Por isso, ao se abrirem as portas dessas solenes atividades aos jovens novatos, era chegada a hora de colocar em prática a arte das boas maneiras. Sobretudo era o momento de se mostrarem dignos descendentes das respectivas estirpes.

Quando Dª Lucilia não acompanhava seus filhos, estes, ao voltarem para casa, encontravam-na freqüentemente a rezar diante de seu oratório do Sagrado Coração de Jesus. Ela nunca se recolhia sem que Rosée e Plinio retornassem. Nas conversas domésticas do dia seguinte, queria saber como havia transcorrido a festa.

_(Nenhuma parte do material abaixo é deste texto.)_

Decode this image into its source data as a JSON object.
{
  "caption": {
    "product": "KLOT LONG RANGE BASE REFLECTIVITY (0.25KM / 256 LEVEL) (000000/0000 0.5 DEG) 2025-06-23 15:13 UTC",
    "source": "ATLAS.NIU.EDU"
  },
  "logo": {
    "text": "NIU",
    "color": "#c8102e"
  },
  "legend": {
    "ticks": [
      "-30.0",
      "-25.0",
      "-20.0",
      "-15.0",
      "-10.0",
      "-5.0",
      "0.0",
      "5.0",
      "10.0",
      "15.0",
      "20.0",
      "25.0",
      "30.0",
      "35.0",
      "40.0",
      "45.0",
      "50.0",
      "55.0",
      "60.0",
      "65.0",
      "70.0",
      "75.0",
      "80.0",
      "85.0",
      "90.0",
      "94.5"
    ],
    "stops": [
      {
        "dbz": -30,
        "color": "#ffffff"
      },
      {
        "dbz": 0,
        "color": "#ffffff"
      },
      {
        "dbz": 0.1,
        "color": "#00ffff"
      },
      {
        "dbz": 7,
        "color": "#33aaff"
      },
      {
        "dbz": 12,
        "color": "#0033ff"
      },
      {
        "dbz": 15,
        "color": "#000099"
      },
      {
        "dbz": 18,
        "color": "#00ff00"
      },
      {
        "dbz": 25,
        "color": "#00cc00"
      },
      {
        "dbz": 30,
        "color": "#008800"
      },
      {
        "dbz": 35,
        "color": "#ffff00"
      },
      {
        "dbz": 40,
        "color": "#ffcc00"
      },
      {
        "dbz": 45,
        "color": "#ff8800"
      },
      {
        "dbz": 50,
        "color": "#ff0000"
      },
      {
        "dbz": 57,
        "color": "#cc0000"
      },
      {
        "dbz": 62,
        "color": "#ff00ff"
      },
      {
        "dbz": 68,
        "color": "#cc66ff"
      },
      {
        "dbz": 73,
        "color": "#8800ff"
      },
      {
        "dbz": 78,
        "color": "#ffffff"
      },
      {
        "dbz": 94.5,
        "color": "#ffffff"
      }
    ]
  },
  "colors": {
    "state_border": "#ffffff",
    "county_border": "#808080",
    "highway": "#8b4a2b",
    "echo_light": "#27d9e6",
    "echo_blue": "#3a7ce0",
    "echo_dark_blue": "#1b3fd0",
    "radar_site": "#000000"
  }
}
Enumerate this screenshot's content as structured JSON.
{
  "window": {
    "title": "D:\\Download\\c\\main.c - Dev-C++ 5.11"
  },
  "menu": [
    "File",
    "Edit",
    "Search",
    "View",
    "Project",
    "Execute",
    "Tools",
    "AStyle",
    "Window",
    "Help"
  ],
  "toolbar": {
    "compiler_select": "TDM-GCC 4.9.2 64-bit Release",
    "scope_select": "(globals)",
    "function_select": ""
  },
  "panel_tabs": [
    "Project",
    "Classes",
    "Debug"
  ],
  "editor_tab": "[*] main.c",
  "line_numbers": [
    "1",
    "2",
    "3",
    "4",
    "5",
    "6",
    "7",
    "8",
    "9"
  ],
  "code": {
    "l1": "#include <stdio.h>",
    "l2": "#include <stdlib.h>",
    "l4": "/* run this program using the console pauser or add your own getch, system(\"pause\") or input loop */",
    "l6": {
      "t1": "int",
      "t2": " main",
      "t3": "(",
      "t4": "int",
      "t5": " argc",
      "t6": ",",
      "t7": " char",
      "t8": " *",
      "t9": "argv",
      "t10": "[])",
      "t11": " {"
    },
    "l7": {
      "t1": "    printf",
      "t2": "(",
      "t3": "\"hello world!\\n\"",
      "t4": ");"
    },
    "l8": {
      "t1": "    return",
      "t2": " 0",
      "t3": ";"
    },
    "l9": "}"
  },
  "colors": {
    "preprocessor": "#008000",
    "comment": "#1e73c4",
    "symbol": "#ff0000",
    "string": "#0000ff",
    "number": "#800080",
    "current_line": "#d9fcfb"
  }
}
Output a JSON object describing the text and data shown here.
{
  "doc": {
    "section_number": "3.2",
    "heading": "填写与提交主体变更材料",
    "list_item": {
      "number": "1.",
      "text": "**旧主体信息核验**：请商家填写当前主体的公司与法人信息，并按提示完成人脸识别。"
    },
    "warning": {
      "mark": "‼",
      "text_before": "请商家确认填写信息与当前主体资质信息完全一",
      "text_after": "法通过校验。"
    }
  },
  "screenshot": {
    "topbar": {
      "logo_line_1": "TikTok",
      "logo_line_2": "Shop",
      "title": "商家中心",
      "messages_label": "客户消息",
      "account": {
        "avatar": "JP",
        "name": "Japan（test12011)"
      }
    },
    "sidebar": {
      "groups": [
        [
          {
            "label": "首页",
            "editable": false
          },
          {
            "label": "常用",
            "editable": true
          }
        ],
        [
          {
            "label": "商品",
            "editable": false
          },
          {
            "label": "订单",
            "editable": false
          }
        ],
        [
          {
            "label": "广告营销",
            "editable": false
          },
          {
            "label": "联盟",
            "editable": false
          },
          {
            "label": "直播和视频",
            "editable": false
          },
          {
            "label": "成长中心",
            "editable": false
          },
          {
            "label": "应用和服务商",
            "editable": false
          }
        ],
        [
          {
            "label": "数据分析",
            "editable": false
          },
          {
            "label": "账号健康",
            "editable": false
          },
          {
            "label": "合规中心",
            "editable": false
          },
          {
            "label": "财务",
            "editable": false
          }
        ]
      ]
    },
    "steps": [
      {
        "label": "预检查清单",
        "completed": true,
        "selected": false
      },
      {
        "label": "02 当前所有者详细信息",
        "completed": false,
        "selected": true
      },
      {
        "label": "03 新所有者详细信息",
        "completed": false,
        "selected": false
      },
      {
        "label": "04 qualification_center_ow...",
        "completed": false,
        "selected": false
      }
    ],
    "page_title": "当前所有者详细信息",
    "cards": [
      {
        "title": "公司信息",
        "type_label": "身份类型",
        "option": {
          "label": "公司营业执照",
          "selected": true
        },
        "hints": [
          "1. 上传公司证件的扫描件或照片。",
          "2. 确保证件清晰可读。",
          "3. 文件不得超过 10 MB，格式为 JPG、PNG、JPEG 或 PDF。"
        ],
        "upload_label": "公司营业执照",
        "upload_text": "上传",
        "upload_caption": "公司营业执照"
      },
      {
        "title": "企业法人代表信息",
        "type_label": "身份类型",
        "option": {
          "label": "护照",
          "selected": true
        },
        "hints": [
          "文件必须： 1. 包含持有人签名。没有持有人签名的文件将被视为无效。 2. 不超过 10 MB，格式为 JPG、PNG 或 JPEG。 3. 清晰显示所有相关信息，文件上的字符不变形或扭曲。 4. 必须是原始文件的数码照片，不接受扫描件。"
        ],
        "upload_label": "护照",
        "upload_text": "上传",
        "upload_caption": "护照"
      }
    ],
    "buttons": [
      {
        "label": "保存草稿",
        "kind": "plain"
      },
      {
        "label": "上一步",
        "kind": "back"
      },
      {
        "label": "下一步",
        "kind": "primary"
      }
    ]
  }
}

Às vezes as circunstâncias lhe davam oportunidade para uma “lição ao vivo” a respeito de tipos característicos daquela ainda requintada sociedade.

Cultivando o trato cerimonioso

Aliás, cumpre ressaltar que, embora já estivessem em plena era da influência liberalizante do American way of life, os parentes próximos de Dª Lucilia conservaram entre si um trato amenamente cerimonioso, em inteira consonância com o modo de ser desta dama paulista, sempre inclinada a tudo quanto era decoroso e elevado.

Mas, Dª Lucilia não seria ela mesma se não aliasse à admiração por um relacionamento impregnado de dignidade aquele seu contínuo e envolvente afeto. E era esse magnífico equilíbrio entre cerimônia e intimidade, mantido com sabedoria por ela e pelas gerações passadas, que tornava particularmente encantadores os aspectos miúdos da vida de todos os dias.

(Transcrito, com adaptações, da obra “Dona Lucilia”, de João S. Clá Dias)

1) Nestor Barbosa Ferraz, esposo de Dona Zili.

2) Sobrinha de Dª Lucilia.

3) Expressão latina que significa: o filho sai à mãe.